The silent rounds were still to come, but the delegate math was pure Hillary. There weren’t enough points left for them to advance, so instead they returned to the hotel, and complained up a partial refund;10 re-directed their flights, absconded in the night.
- Full disclosure: Yours Truly has never attended one of these tournaments and ended an uninspiring debating career with an elimination loss to Tangara in the Catholic Schools Debating Association competition circa-2008. As a coach, Y.T. is 2-1, with his financial future dependent on how the 7s match up in ISDA next week.
- Don’t be fooled, the ‘university’ is online only, no bricks or mortar, but nonetheless shares something with our campus in terms of being run by very bad dudes.
- Pseudonym, Dickensian (the man is a pleasure to be with).
- Without realising, David—who thought he found the University and enacted the plan of his own steam—had the idea implanted subconsciously when he, stoned out of his mind, sat couch potato at home base during Australs, 2013.
- Wearing U of [R] apparel, obviously.
- The university maintained a large merchandise line and, as the majority of teaching took place via video (esp. for the popular Dip. Phys Ed (Physiotherapy) stream), the staff including Provost staked out a bare corner of an Anytime Fitness in South Singapore to festoon a University crest and surreptitiously film demonstration videos or threatening Skype messages. The proprietor of the gym was unenthused but settled for a one-off fee and honorary doctorate.
- Y.T. can’t name him here, but if you contact Y.T. directly Y.T. will hook you up.

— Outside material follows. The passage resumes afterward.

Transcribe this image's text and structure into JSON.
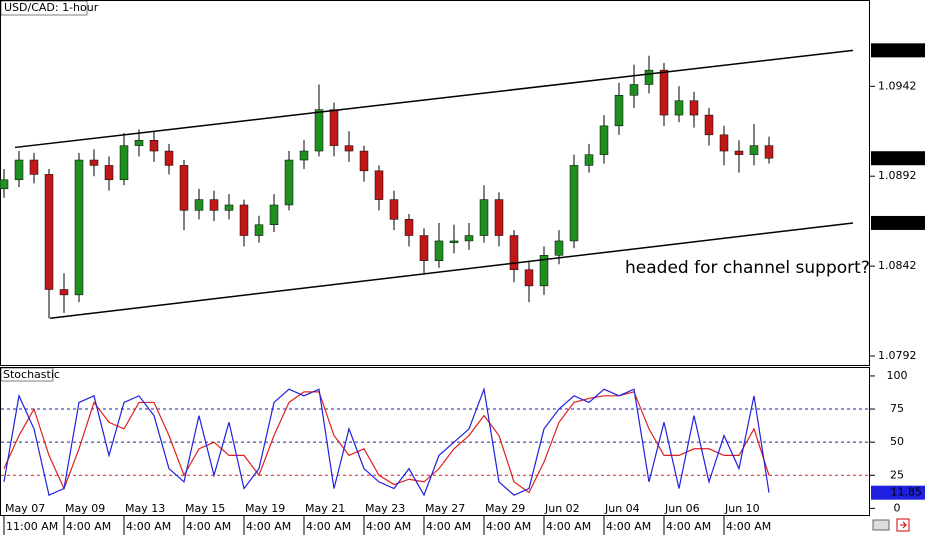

- Like any co-curricular, debating strategy evolves over time, and the arguments that pass at tournaments generally align with the broader political zeitgeist. University debaters 2016, so politically conscious and broadly left wing, have very little in common with prodigious high school debaters 2010, who resemble young Christopher Hitchenses for their freedom fetishism and predilection for boots on the ground.
- And realised later that it was the first successful argument they had proffered all tourney.